Search code examples
javapdfitextpdfbox

Apache PDFBox not able to extract text, but PDFBox Debugger showing the text correctly?


I am not able to extract text from a pdf, it is showing garbage characters, but when I checked with the debugger, it was showing the correct text.

Here is the pdf link.

Let's say I am trying to extract page 9 using PDFTextStripper, I get output like following:

hhhhhhhhhhhhhhhhhhhhhhhIhhIhhhhhhhhhIh]hhhhhIhhIIhhIIIhhhh...

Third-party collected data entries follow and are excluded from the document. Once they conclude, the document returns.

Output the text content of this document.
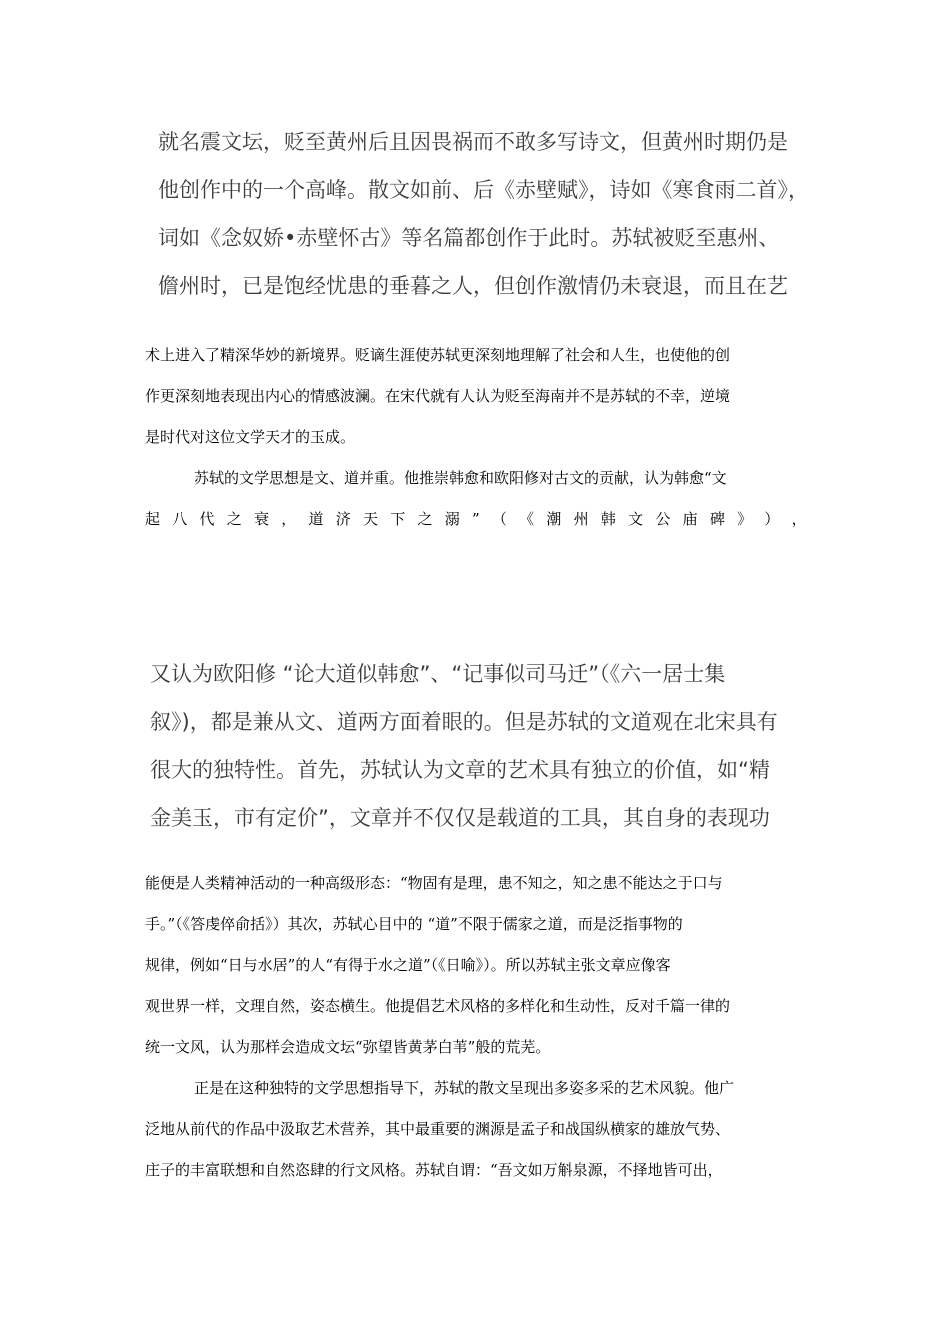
就名震文坛，贬至黄州后且因畏祸而不敢多写诗文，但黄州时期仍是
他创作中的一个高峰。散文如前、后《赤壁赋》，诗如《寒食雨二首》，
词如《念奴娇•赤壁怀古》等名篇都创作于此时。苏轼被贬至惠州、
儋州时，已是饱经忧患的垂暮之人，但创作激情仍未衰退，而且在艺
术上进入了精深华妙的新境界。贬谪生涯使苏轼更深刻地理解了社会和人生，也使他的创
作更深刻地表现出内心的情感波澜。在宋代就有人认为贬至海南并不是苏轼的不幸，逆境
是时代对这位文学天才的玉成。
苏轼的文学思想是文、道并重。他推崇韩愈和欧阳修对古文的贡献，认为韩愈“文
起 八 代 之 衰 ， 道 济 天 下 之 溺 ” （ 《 潮 州 韩 文 公 庙 碑 》 ） ，
又认为欧阳修 “论大道似韩愈”、“记事似司马迁”（《六一居士集
叙》)，都是兼从文、道两方面着眼的。但是苏轼的文道观在北宋具有
很大的独特性。首先，苏轼认为文章的艺术具有独立的价值，如“精
金美玉，市有定价”，文章并不仅仅是载道的工具，其自身的表现功
能便是人类精神活动的一种高级形态：“物固有是理，患不知之，知之患不能达之于口与
手。”（《答虔倅俞括》）其次，苏轼心目中的 “道”不限于儒家之道，而是泛指事物的
规律，例如“日与水居”的人“有得于水之道”（《日喻》）。所以苏轼主张文章应像客
观世界一样，文理自然，姿态横生。他提倡艺术风格的多样化和生动性，反对千篇一律的
统一文风，认为那样会造成文坛“弥望皆黄茅白苇”般的荒芜。
正是在这种独特的文学思想指导下，苏轼的散文呈现出多姿多采的艺术风貌。他广
泛地从前代的作品中汲取艺术营养，其中最重要的渊源是孟子和战国纵横家的雄放气势、
庄子的丰富联想和自然恣肆的行文风格。苏轼自谓：“吾文如万斛泉源，不择地皆可出，
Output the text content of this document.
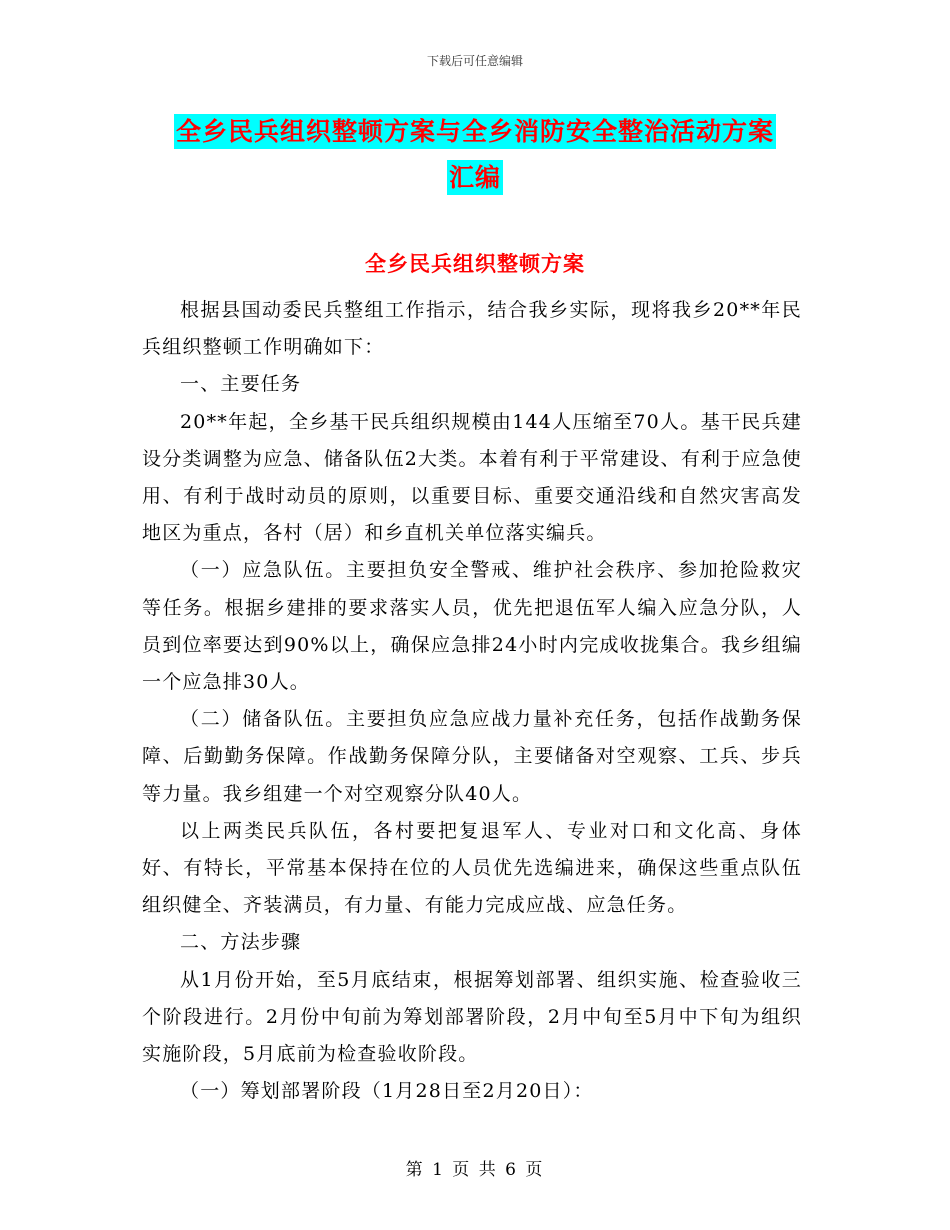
下载后可任意编辑
全乡民兵组织整顿方案与全乡消防安全整治活动方案
汇编
全乡民兵组织整顿方案

根据县国动委民兵整组工作指示，结合我乡实际，现将我乡20**年民兵组织整顿工作明确如下：

一、主要任务

20**年起，全乡基干民兵组织规模由144人压缩至70人。基干民兵建设分类调整为应急、储备队伍2大类。本着有利于平常建设、有利于应急使用、有利于战时动员的原则，以重要目标、重要交通沿线和自然灾害高发地区为重点，各村（居）和乡直机关单位落实编兵。

（一）应急队伍。主要担负安全警戒、维护社会秩序、参加抢险救灾等任务。根据乡建排的要求落实人员，优先把退伍军人编入应急分队，人员到位率要达到90%以上，确保应急排24小时内完成收拢集合。我乡组编一个应急排30人。

（二）储备队伍。主要担负应急应战力量补充任务，包括作战勤务保障、后勤勤务保障。作战勤务保障分队，主要储备对空观察、工兵、步兵等力量。我乡组建一个对空观察分队40人。

以上两类民兵队伍，各村要把复退军人、专业对口和文化高、身体好、有特长，平常基本保持在位的人员优先选编进来，确保这些重点队伍组织健全、齐装满员，有力量、有能力完成应战、应急任务。

二、方法步骤

从1月份开始，至5月底结束，根据筹划部署、组织实施、检查验收三个阶段进行。2月份中旬前为筹划部署阶段，2月中旬至5月中下旬为组织实施阶段，5月底前为检查验收阶段。

（一）筹划部署阶段（1月28日至2月20日）：

第 1 页 共 6 页
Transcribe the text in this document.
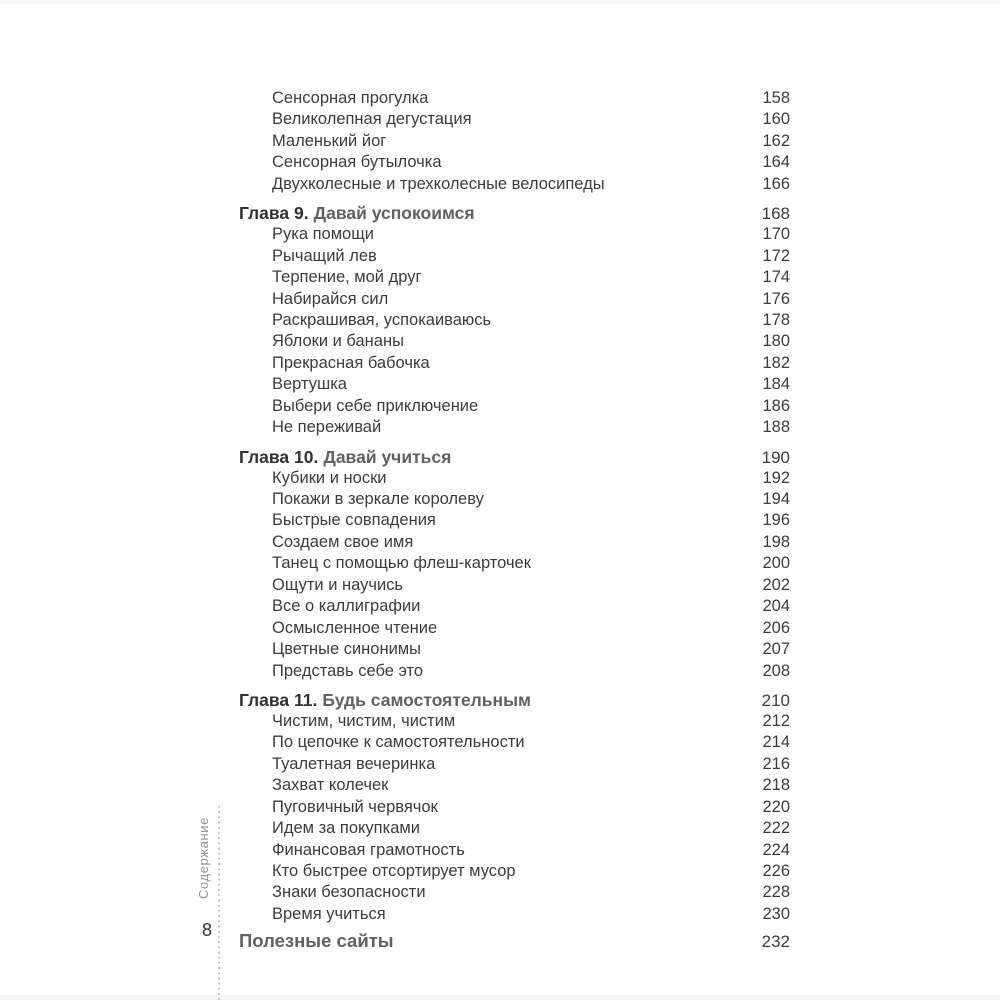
Содержание
8
Сенсорная прогулка	158
Великолепная дегустация	160
Маленький йог	162
Сенсорная бутылочка	164
Двухколесные и трехколесные велосипеды	166
Глава 9. Давай успокоимся	168
Рука помощи	170
Рычащий лев	172
Терпение, мой друг	174
Набирайся сил	176
Раскрашивая, успокаиваюсь	178
Яблоки и бананы	180
Прекрасная бабочка	182
Вертушка	184
Выбери себе приключение	186
Не переживай	188
Глава 10. Давай учиться	190
Кубики и носки	192
Покажи в зеркале королеву	194
Быстрые совпадения	196
Создаем свое имя	198
Танец с помощью флеш-карточек	200
Ощути и научись	202
Все о каллиграфии	204
Осмысленное чтение	206
Цветные синонимы	207
Представь себе это	208
Глава 11. Будь самостоятельным	210
Чистим, чистим, чистим	212
По цепочке к самостоятельности	214
Туалетная вечеринка	216
Захват колечек	218
Пуговичный червячок	220
Идем за покупками	222
Финансовая грамотность	224
Кто быстрее отсортирует мусор	226
Знаки безопасности	228
Время учиться	230
Полезные сайты	232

I also get same results when try to copy using Adobe Reader, or extract using other libraries Itext, MuPdf.

However, when checked by PDFBox Debugger, I see the text is correctly visible as follows (highlighted red):

enter image description here

I don't have knowledge of the PDF stream syntax above, but if the PDFBox Debugger is showing correct text, why can't PDFBox able to extract the text correctly?

Also, the font used is an old Gurmukhi script font, in which the glyphs are drawn in the ASCII range mostly, hence the text is English letters.


Solution

  • The issue was incorrect char code mapping to unicode by the font...

    However, using the char codes directly in processTextPosition is working for me:

    @Override
    protected void processTextPosition(TextPosition text)
    {
        super.processTextPosition(text);
    
        // following gives incorrect mapping
        // String unicode = text.getUnicode();
    
        int[] cc = text.getCharacterCodes();
        String unicode = new String(cc, 0, cc.length);
    }
    

    See official example for more on usage of processTextPosition.